At Alternet today, Adele Stan notes the media's obtuseness when it comes to understanding the workings of (right-leaning) religion in the American heartland. Her rather chilling conclusion: the path charted by the religious right in the final decades of the 20th century and start of the 21st may well represent the future of the U.S., politically, economically, and religiously, as economic misery becomes more pronounced:
As a nation, we've been headed down this path for more than 40 years. As the economic fortunes of the U.S. turn downward, we should expect the attraction of right-wing religion, especially its more charismatic and viscerally-felt forms, to expand. Anyone who doesn't just hasn't been paying attention.
I think Stan is correct. As I've also stated a number of times recently, I think that those manipulating economic structures to produce the present misery are also the same people who are ginning up the right-wing religious fervor. The economic misery is a trap designed to urge as many Americans as possible into the arms of the religious right and its political mouthpieces. The media's obtuseness is part and parcel of this overarching strategy to legitimize unthinkable "religious" ideas and "religious" solutions to our economic and political woes.

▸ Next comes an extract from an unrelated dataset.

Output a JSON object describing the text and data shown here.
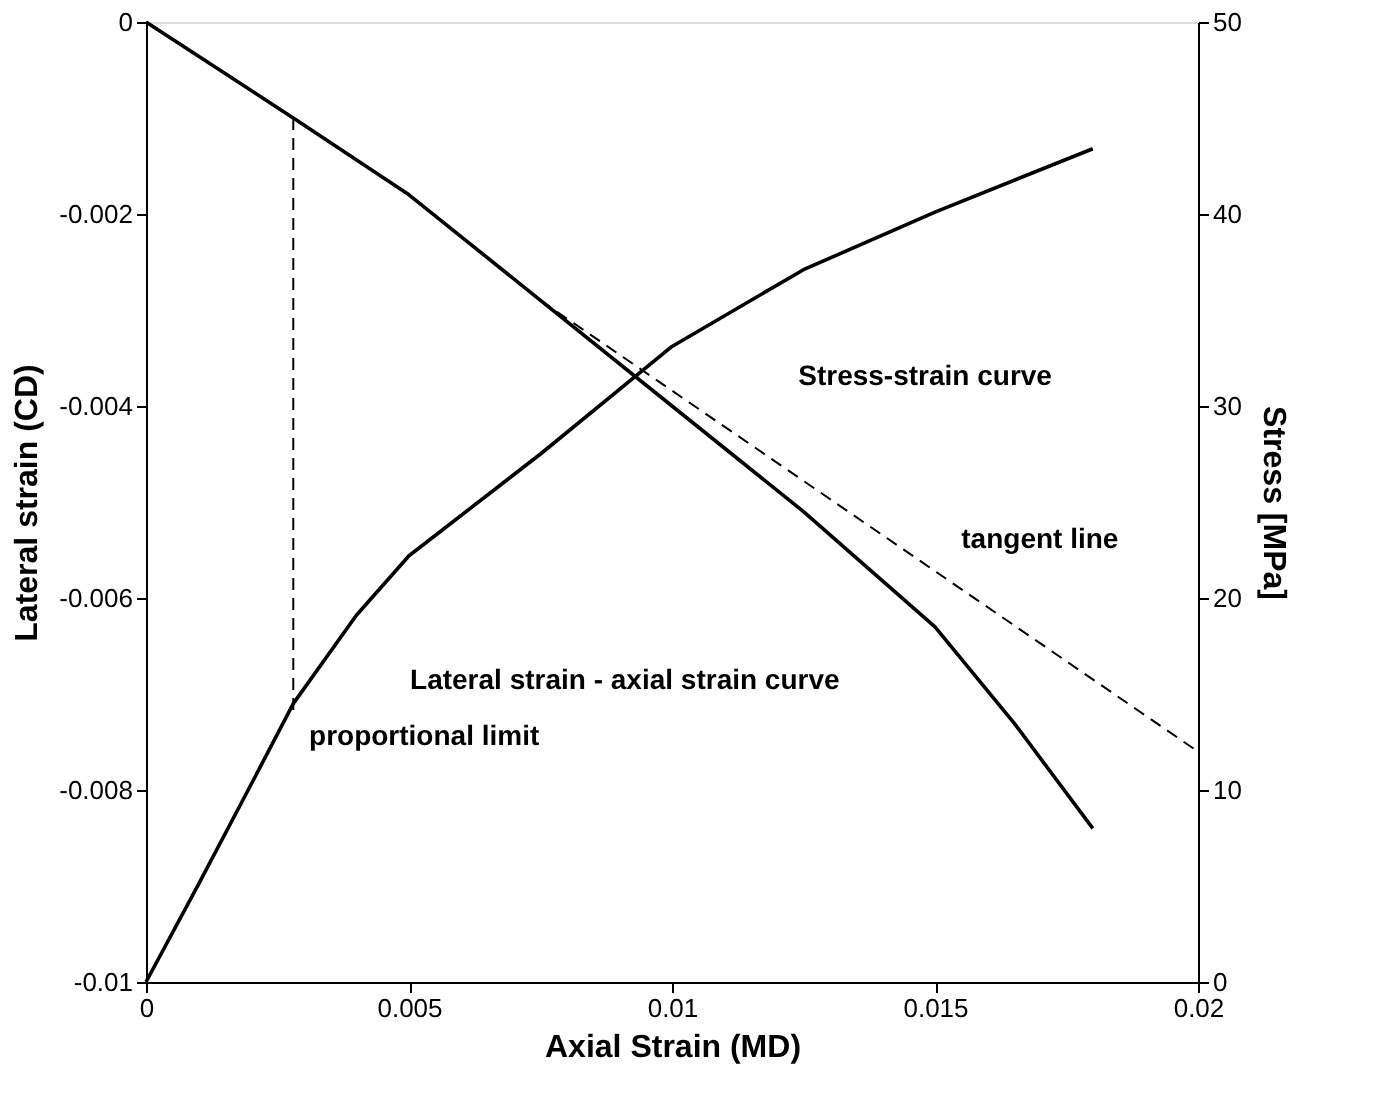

And the mainline churches continue spectacularly to abdicate their responsibility to blow the whistle as this goes on, to point to what is central to the faith traditions of the world, while belied by right-wing misappropriations of religion: practical compassion, enacted in justice that must be embodied in the social and economic structures of societies, if those societies can be said to have authentic moral foundations.
P.S. When I speak of the religious right, I include the U.S. Catholic bishops in that category. Not only have the Catholic bishops of the U.S. failed in recent decades to challenge the bogus religiosity of the religious right; they've actively worked to place this movement in the driver's seat in American politics, and in doing so, have done a tremendous disservice both to their flock and the nation as a whole.